Está bien eso que dice el refrán de no dejar para mañana lo que se pueda hacer hoy: es, al fin, la única manera de hacer algo. Además, cuando hay deberes de por medio, si se trata de asuntos que por fuerza habrá que afrontar, lo mejor es encararlos cuanto antes, aunque solo sea para tacharle notas a la agenda.
Sin embargo, a veces lo que necesitamos es precisamente rebelarnos contra la agenda: no cumplir, escabullirnos de la productividad, ejercer esa deliciosa libertad de lo inútil. A veces resulta un alivio no servir para nada, o dedicarse a cosas que no sirvan para nada. Y, ¿por qué no?, dejarlo todo para mañana, limpiamente.
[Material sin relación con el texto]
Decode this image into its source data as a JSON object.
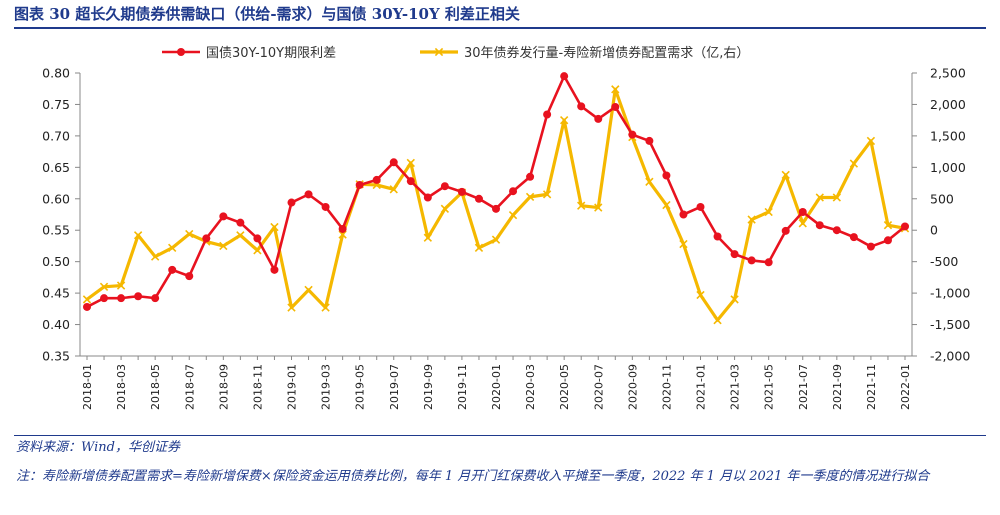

Con algo de suerte, puede que nos libremos de hacerlo.
Al productivismo le preocupa tanto nuestra pereza que ha inventado un horrible término para la afición a aplazar: procrastinar. No digo que si se abusa de ello no se pueda convertir en vicio ―como cualquier otra costumbre―, pero «procrastinador» suena muy feo.
En la actividad también existe el camino medio, y ni siquiera el deber está por encima de la persona. En ocasiones lo propio es rebelarse para no quedar reducidos a robots. La inutilidad y la pereza son también reservas de la poesía, del humor, de la ternura y de la salud. Procrastinemos con alegría, cuando convenga.